Katie Brandenburg
The Independent
ASHLAND —
There was a time when there was nothing I wanted more than to lose my accent.
Traditionally, I’ve had no trouble losing things. Car keys get lost in the black hole of my purse, important bills get lost in the black hole of my junk drawer and, horror or horrors, single, lonely shoes get lost in the black hole that lurks in the back of my closet. You get the picture. Black holes pulling at my belongings and storing them away in the void without any effort on my part.
But an accent is stickier than any of those objects. It took me a long time and a lot of effort to dismiss the strongest bits of mine. I took great care all through middle and high school to pluck every ain’t and ya’ll from my speech and erase all traces of a twang.
But I’ve since come to kind of regret my efforts.
The sign of my success came a couple of months ago when I walked into a store and asked an associate for help. She pointed me in the right direction but then gave me a funny look.
“Honey, where are you from?” she asked.
It turns out she thought I was from up North instead of 15 miles down the road from her store.
It was a success, but it made me feel disappointed.

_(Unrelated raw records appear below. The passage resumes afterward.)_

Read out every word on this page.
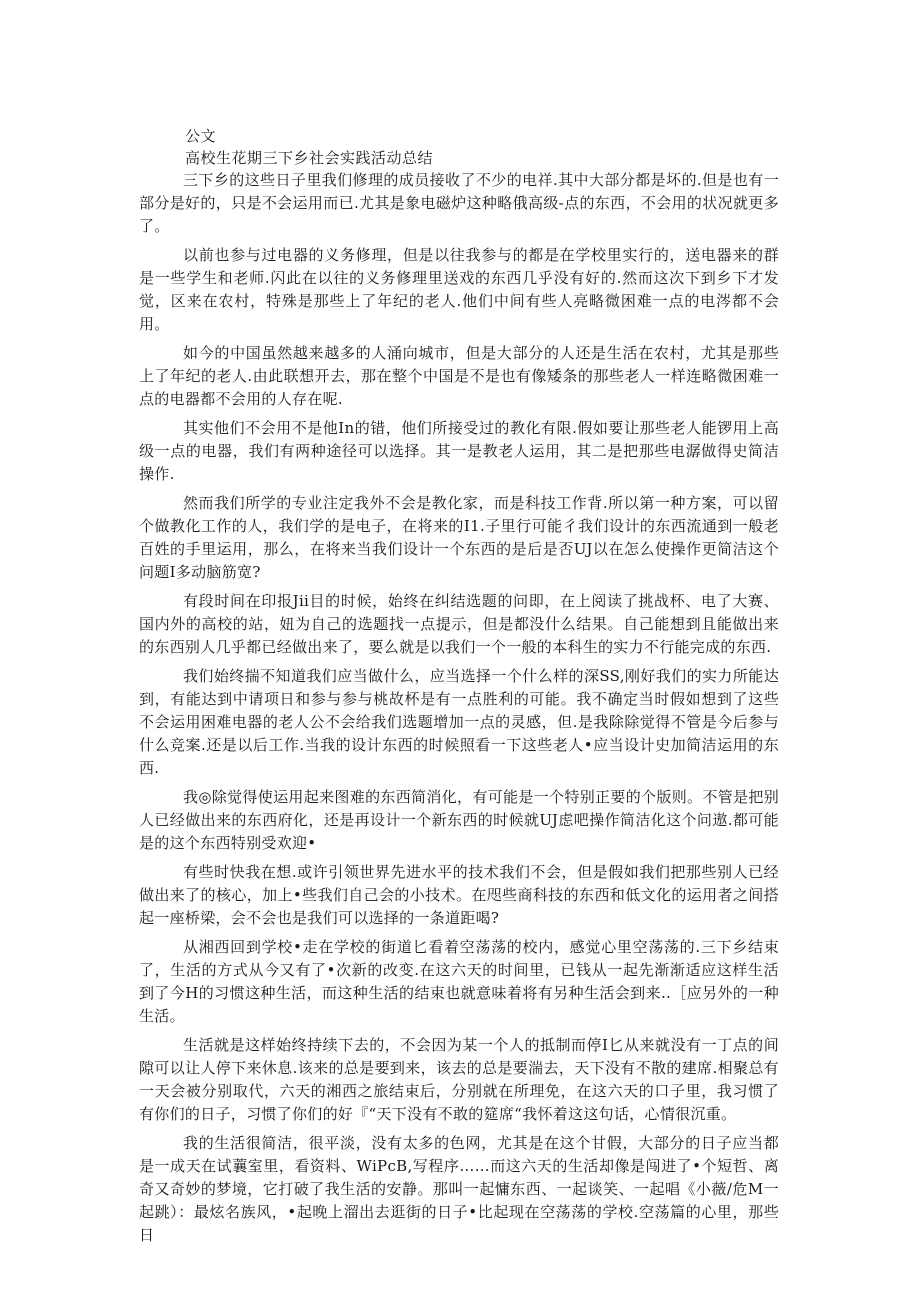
公文
高校生花期三下乡社会实践活动总结

三下乡的这些日子里我们修理的成员接收了不少的电祥.其中大部分都是坏的.但是也有一部分是好的，只是不会运用而已.尤其是象电磁炉这种略俄高级-点的东西，不会用的状况就更多了。

以前也参与过电器的义务修理，但是以往我参与的都是在学校里实行的，送电器来的群是一些学生和老师.闪此在以往的义务修理里送戏的东西几乎没有好的.然而这次下到乡下才发觉，区来在农村，特殊是那些上了年纪的老人.他们中间有些人亮略微困难一点的电涔都不会用。

如今的中国虽然越来越多的人涌向城市，但是大部分的人还是生活在农村，尤其是那些上了年纪的老人.由此联想开去，那在整个中国是不是也有像矮条的那些老人一样连略微困难一点的电器都不会用的人存在呢.

其实他们不会用不是他In的错，他们所接受过的教化有限.假如要让那些老人能锣用上高级一点的电器，我们有两种途径可以选择。其一是教老人运用，其二是把那些电潺做得史简洁操作.

然而我们所学的专业注定我外不会是教化家，而是科技工作背.所以第一种方案，可以留个做教化工作的人，我们学的是电子，在将来的I1.子里行可能彳我们设计的东西流通到一般老百姓的手里运用，那么，在将来当我们设计一个东西的是后是否UJ以在怎么使操作更简洁这个问题I多动脑筋宽?

有段时间在印报Jii目的时候，始终在纠结选题的问即，在上阅读了挑战杯、电了大赛、国内外的高校的站，妞为自己的选题找一点提示，但是都没什么结果。自己能想到且能做出来的东西别人几乎都已经做出来了，要么就是以我们一个一般的本科生的实力不行能完成的东西.

我们始终揣不知道我们应当做什么，应当选择一个什么样的深SS,刚好我们的实力所能达到，有能达到中请项日和参与参与桃故杯是有一点胜利的可能。我不确定当时假如想到了这些不会运用困难电器的老人公不会给我们选题增加一点的灵感，但.是我除除觉得不管是今后参与什么竞案.还是以后工作.当我的设计东西的时候照看一下这些老人•应当设计史加简洁运用的东西.

我◎除觉得使运用起来图难的东西简消化，有可能是一个特别正要的个版则。不管是把别人已经做出来的东西府化，还是再设计一个新东西的时候就UJ虑吧操作简洁化这个问遨.都可能是的这个东西特别受欢迎•

有些时快我在想.或许引领世界先进水平的技术我们不会，但是假如我们把那些别人已经做出来了的核心，加上•些我们自己会的小技术。在咫些商科技的东西和低文化的运用者之间搭起一座桥梁，会不会也是我们可以选择的一条道距喝?

从湘西回到学校•走在学校的街道匕看着空荡荡的校内，感觉心里空荡荡的.三下乡结束了，生活的方式从今又有了•次新的改变.在这六天的时间里，已钱从一起先渐渐适应这样生活到了今H的习惯这种生活，而这种生活的结束也就意味着将有另种生活会到来..［应另外的一种生活。

生活就是这样始终持续下去的，不会因为某一个人的抵制而停I匕从来就没有一丁点的间隙可以让人停下来休息.该来的总是要到来，该去的总是要湍去，天下没有不散的建席.相聚总有一天会被分别取代，六天的湘西之旅结束后，分别就在所理免，在这六天的口子里，我习惯了有你们的日子，习惯了你们的好『“天下没有不敢的筵席“我怀着这这句话，心情很沉重。

我的生活很简洁，很平淡，没有太多的色网，尤其是在这个甘假，大部分的日子应当都是一成天在试蘘室里，看资料、WiPcB,写程序……而这六天的生活却像是闯进了•个短哲、离奇又奇妙的梦境，它打破了我生活的安静。那叫一起慵东西、一起谈笑、一起唱《小薇/危M一起跳）：最炫名族风，•起晚上溜出去逛街的日子•比起现在空荡荡的学校.空荡篇的心里，那些日
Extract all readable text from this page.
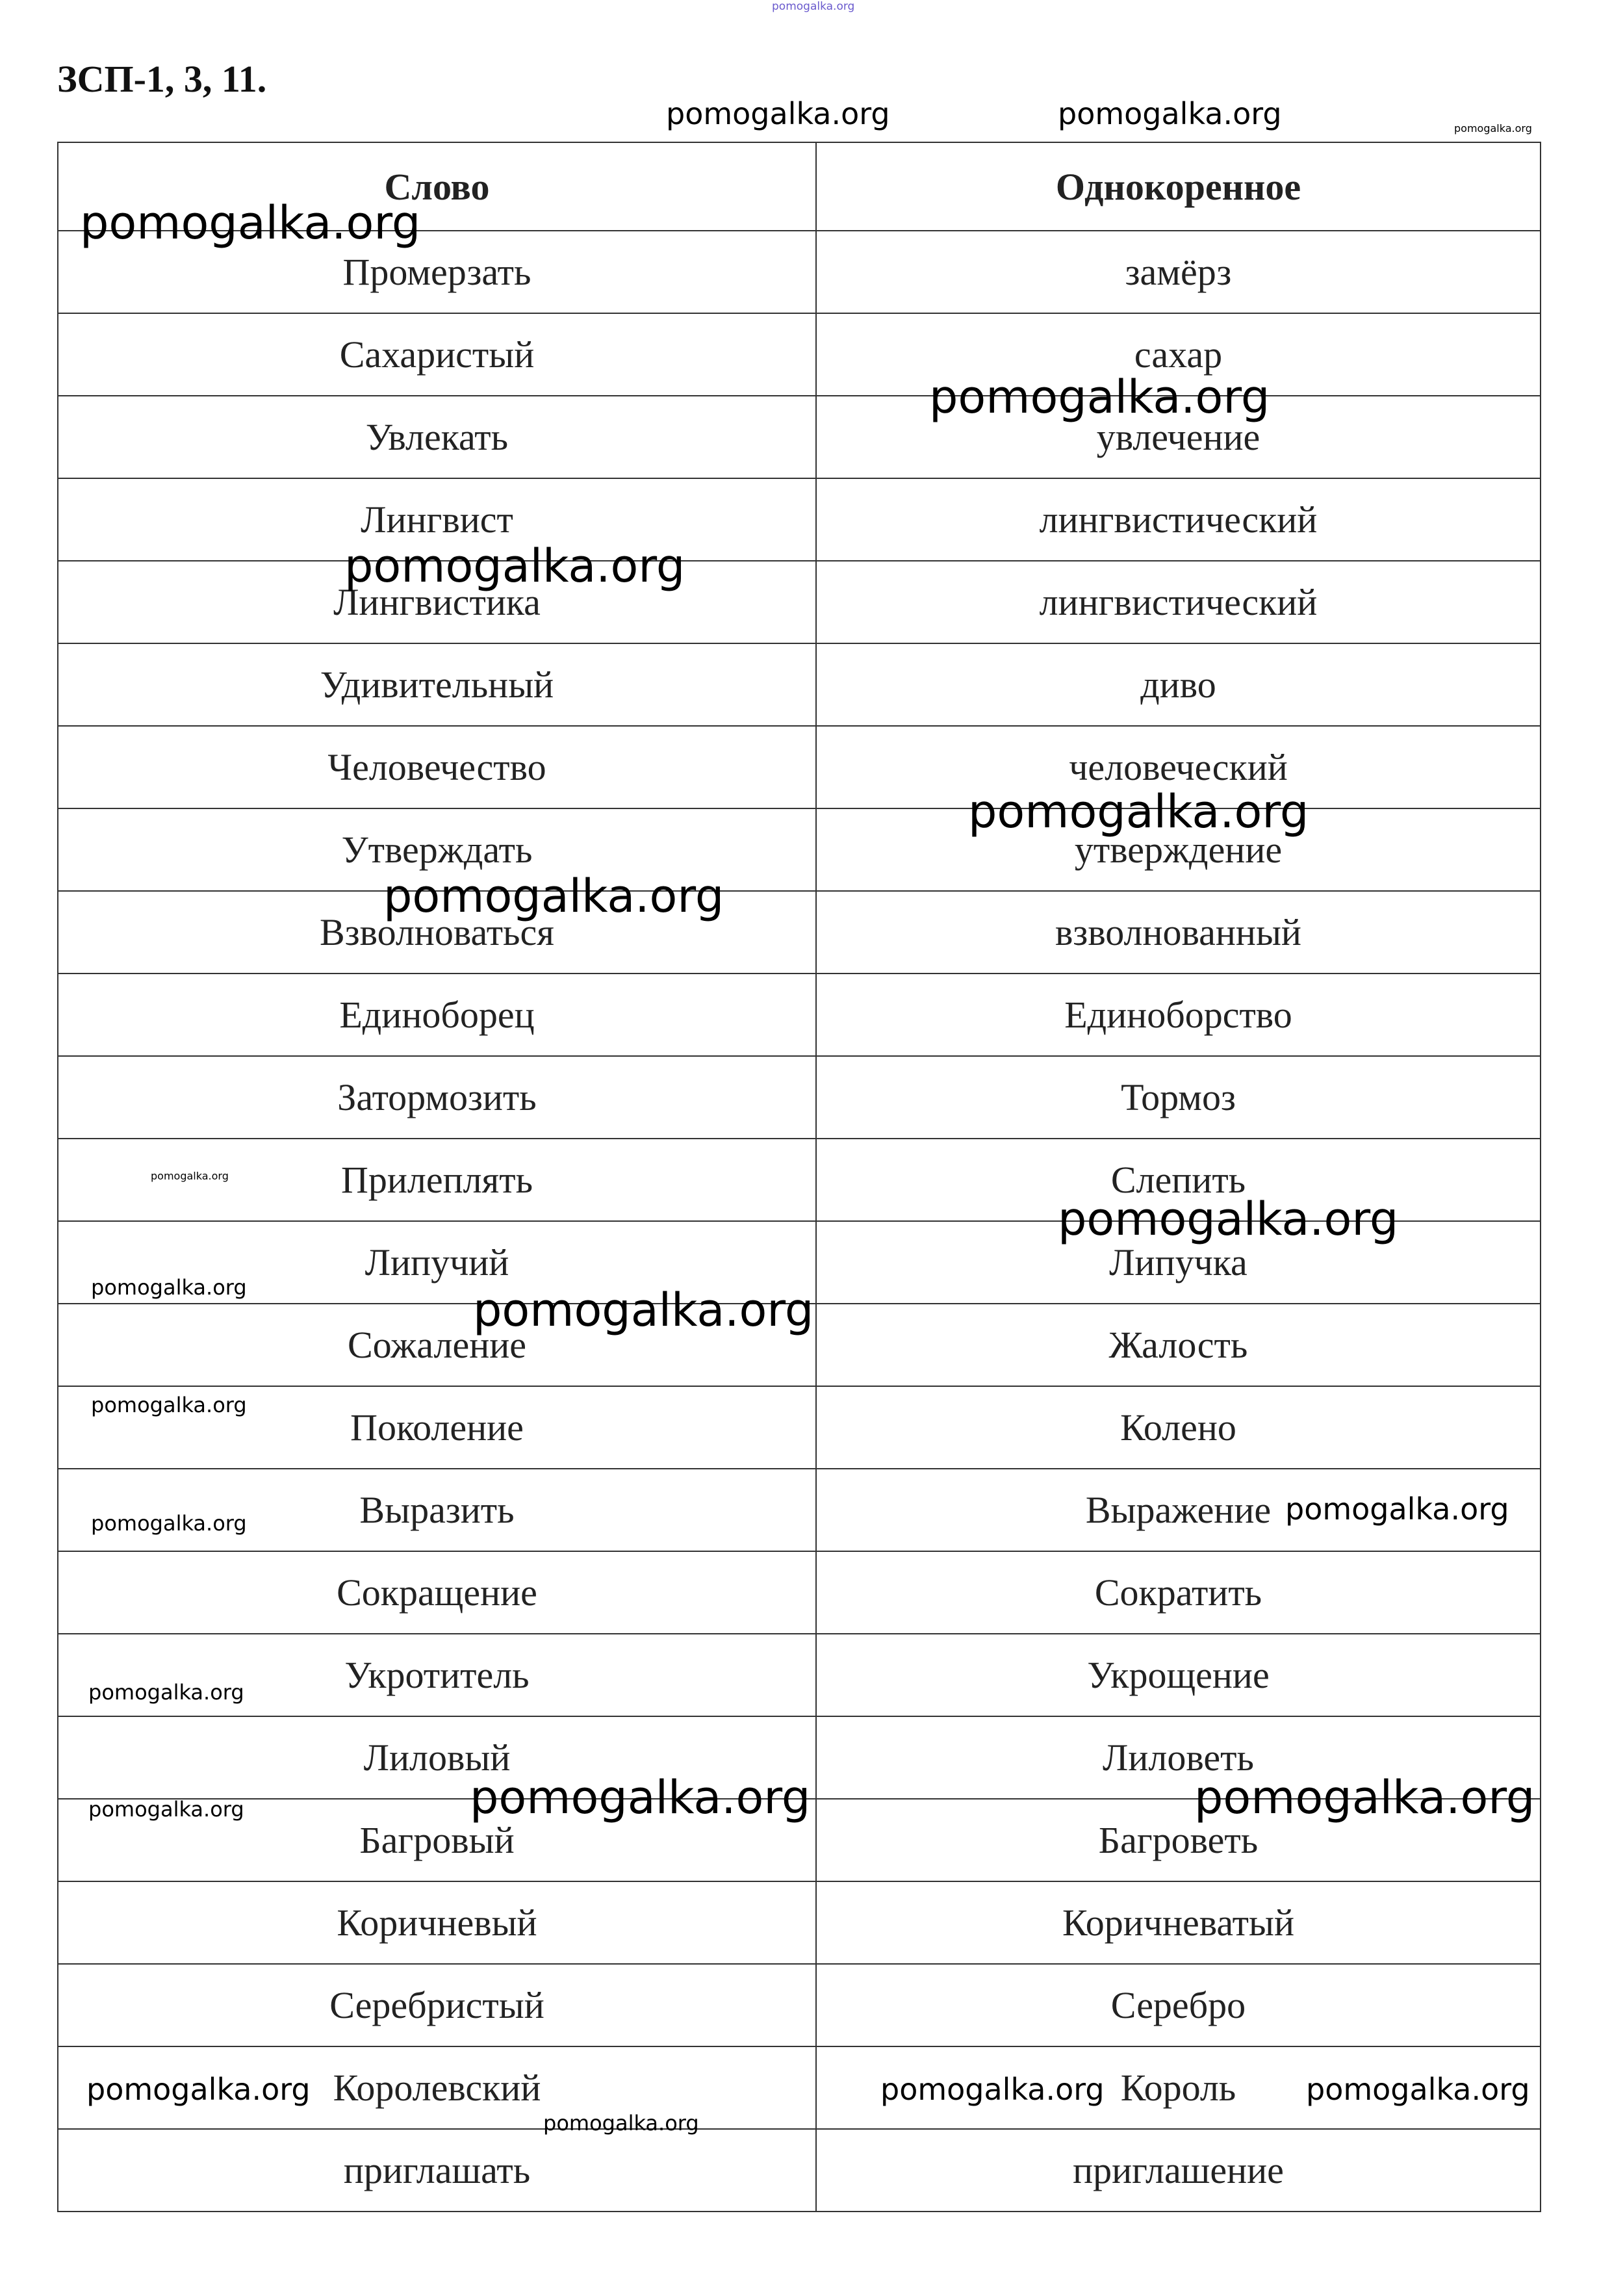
ЗСП-1, 3, 11.
Слово	Однокоренное
Промерзать	замёрз
Сахаристый	сахар
Увлекать	увлечение
Лингвист	лингвистический
Лингвистика	лингвистический
Удивительный	диво
Человечество	человеческий
Утверждать	утверждение
Взволноваться	взволнованный
Единоборец	Единоборство
Затормозить	Тормоз
Прилеплять	Слепить
Липучий	Липучка
Сожаление	Жалость
Поколение	Колено
Выразить	Выражение
Сокращение	Сократить
Укротитель	Укрощение
Лиловый	Лиловеть
Багровый	Багроветь
Коричневый	Коричневатый
Серебристый	Серебро
Королевский	Король
приглашать	приглашение
pomogalka.org
pomogalka.org	pomogalka.org	pomogalka.org
pomogalka.org
pomogalka.org
pomogalka.org
pomogalka.org
pomogalka.org
pomogalka.org
pomogalka.org
pomogalka.org	pomogalka.org
pomogalka.org
pomogalka.org
pomogalka.org
pomogalka.org
pomogalka.org	pomogalka.org
pomogalka.org
pomogalka.org	pomogalka.org	pomogalka.org
pomogalka.org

Having succeeded, even partially, in losing my accent I have the sinking feeling all I’ve done is make myself a little more vanilla than I used to be.
It used to seem like a mark of shame. It was a scarlet letter that glowed bright red and declared to all those I encountered that I was, in fact, a redneck in the eyes of the outside world.
I’ve grown more confident over the years. I now see my accent as part of my heritage — a little bit of home I carry around with me. But that isn’t the only reason I’ve come to terms with it.
A lot of it has to do with an excellent teacher I had in my final year of college.
My linguistics professor was a bit of an eccentric. Her best friends were her hoard of cats and her favorite topic of discussion, outside of language, was “Star Trek.” I liked her immediately.
She taught us how to analyze sentence structure and record dialects and talked about the evolution of language like she was giving a sermon.
But what really stuck with me was her conviction that accents weren’t right or a wrong, but simply were.
“If someone says it that way, then it’s right,” she used to tell us.
Her underlying philosophy was proper language is determined by those who use it, not by the people who publish grammar books. She marked my accent, and those of my fellow students, as legitimate.
And really that’s one of the things I love about words and writing. Language isn’t an end in itself but a tool to be used for our own purposes. It can be played with, changed and adapted to suit the purpose.
New words are, after all, created every year. Additions to the Oxford Dictionary of English this year include “frenemy” and “bromance,” and additions for next year probably haven’t even been coined yet. I love the idea the curators of English belong not in an ivory tower but on the streets.
Chances are that spoken English will continue to move away from what’s written in text books today until it evolves into something else entirely. I, for one, can’t wait to see the results.